Factors not shown to increase the risk for latex sensitization in health-care workers included duration of exposure to latex gloves either by age or by years of work as an anesthesiologist. This reinforces the idea that extended or massive exposure in and of itself may be neither necessary nor sufficient to cause sensitization if the person is not genetically predisposed to allergic disease. Furthermore, we identified persons still in residency training with limited exposure to latex who had become sensitized. Heese et al. also reported sensitization to latex during residency training in dental students. In contrast to our results, they found an increasing prevalence of latex sensitization in dental students with increasing time in residency. Contrary to previous reports, [10,25]we found neither sex nor racial differences in the prevalence of latex sensitization among white persons compared with African-Americans, Asian-Americans, or Hispanic-Americans. The greater prevalence of latex sensitization among men compared with women and among white persons shown by Lebenbom-Mansour et al. may have resulted from selections bias because they studied volunteers from an ambulatory surgery patient population on the day of surgery. Grzybowski et al. reported racial but not sex differences for latex sensitization among nurses. The voluntary nature and incomplete ascertainment of that study may also have led to selection bias that could account for their findings.
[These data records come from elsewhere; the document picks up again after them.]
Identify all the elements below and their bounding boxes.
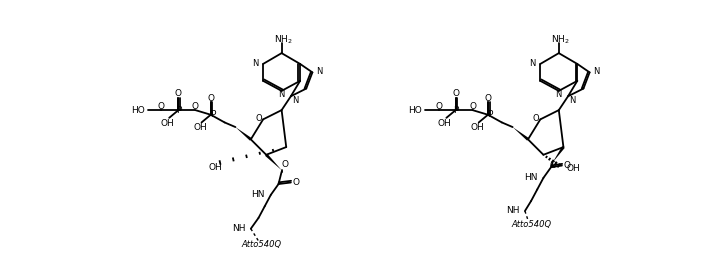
Text: N: N — [594, 67, 600, 76]
Text: N: N — [292, 95, 299, 105]
Text: NH$_2$: NH$_2$ — [274, 34, 292, 46]
Text: Atto540Q: Atto540Q — [242, 240, 282, 250]
Text: OH: OH — [208, 163, 223, 172]
Text: HO: HO — [408, 106, 422, 115]
Text: O: O — [293, 178, 300, 187]
Text: NH$_2$: NH$_2$ — [551, 34, 570, 46]
Text: NH: NH — [232, 224, 245, 233]
Text: OH: OH — [567, 164, 580, 173]
Text: O: O — [208, 94, 214, 103]
Text: N: N — [279, 90, 285, 99]
Text: HN: HN — [524, 173, 538, 182]
Text: HN: HN — [251, 190, 264, 199]
Polygon shape — [265, 154, 282, 170]
Text: O: O — [564, 161, 571, 170]
Text: O: O — [435, 102, 442, 111]
Text: N: N — [555, 90, 562, 99]
Polygon shape — [513, 127, 529, 140]
Text: OH: OH — [438, 119, 451, 128]
Text: OH: OH — [193, 123, 207, 132]
Text: Atto540Q: Atto540Q — [511, 220, 551, 229]
Text: NH: NH — [506, 206, 520, 216]
Text: N: N — [529, 59, 535, 68]
Text: P: P — [488, 110, 493, 119]
Text: HO: HO — [131, 106, 144, 115]
Text: P: P — [453, 106, 459, 115]
Text: O: O — [255, 114, 262, 123]
Text: N: N — [252, 59, 259, 68]
Polygon shape — [552, 146, 565, 163]
Text: OH: OH — [161, 119, 174, 128]
Text: OH: OH — [470, 123, 484, 132]
Text: O: O — [469, 102, 476, 111]
Text: N: N — [316, 67, 323, 76]
Text: O: O — [533, 114, 539, 123]
Text: O: O — [452, 89, 459, 99]
Text: P: P — [210, 110, 215, 119]
Text: P: P — [176, 106, 181, 115]
Polygon shape — [235, 127, 252, 140]
Text: O: O — [281, 160, 288, 169]
Text: O: O — [192, 102, 199, 111]
Text: N: N — [570, 95, 576, 105]
Text: O: O — [158, 102, 165, 111]
Text: O: O — [484, 94, 491, 103]
Text: O: O — [549, 161, 556, 170]
Text: O: O — [175, 89, 182, 99]
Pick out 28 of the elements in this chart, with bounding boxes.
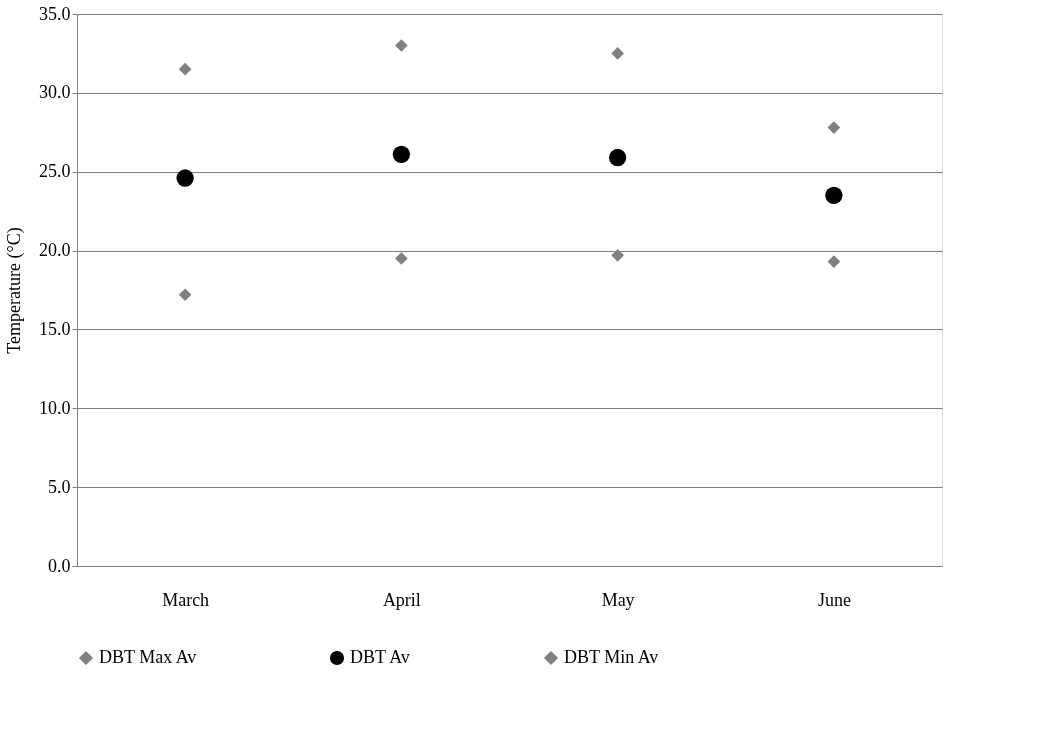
x-tick-label: June: [817, 589, 851, 610]
x-tick-label: March: [162, 589, 210, 610]
point: [611, 248, 624, 262]
legend-label: DBT Av: [350, 647, 410, 667]
point: [392, 145, 411, 164]
point: [178, 62, 192, 76]
point: [827, 255, 841, 268]
x-tick-label: May: [601, 589, 635, 610]
y-axis-title: Temperature (°C): [4, 227, 25, 354]
y-tick-label: 30.0: [39, 82, 71, 103]
y-tick-label: 35.0: [39, 3, 71, 24]
point: [176, 169, 194, 187]
point: [827, 121, 841, 134]
legend-label: DBT Min Av: [564, 647, 659, 667]
point: [608, 148, 627, 167]
legend-label: DBT Max Av: [99, 647, 197, 667]
point: [178, 288, 192, 302]
y-tick-label: 10.0: [39, 397, 71, 418]
y-tick-label: 25.0: [39, 161, 71, 182]
y-tick-label: 0.0: [48, 555, 71, 576]
point: [611, 47, 624, 60]
point: [825, 186, 843, 205]
point: [395, 39, 408, 52]
y-tick-label: 20.0: [39, 240, 71, 261]
y-tick-label: 15.0: [39, 318, 71, 339]
y-tick-label: 5.0: [48, 476, 71, 497]
x-tick-label: April: [382, 589, 421, 610]
point: [395, 252, 408, 265]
In conclusions, we studied a cohort of high-risk health-care workers for latex allergy. We used four independent tests to maximize the accuracy of diagnosis: a clinical history questionnaire, a characterized reproducible nonammoniated latex reagent to perform puncture skin testing, a Food and Drug Administration-approved serologic assay to quantify latex-specific IgE antibody in serum, and, when required for clarification, a validated two-stage latex glove provocation procedure. Using these methods, we determined that the prevalence of latex sensitization within this cohort of anesthesiologists in 12.5%, with overt symptoms appearing in 2.4%. Significant risk factors for latex sensitization included a history of atopy; history of allergy to bananas, avocados, or kiwis; and skin symptoms with the use of powdered latex gloves. These data support the need to transform the health-care environment into a latex-safe one that minimizes latex exposure to patients and hospital staff.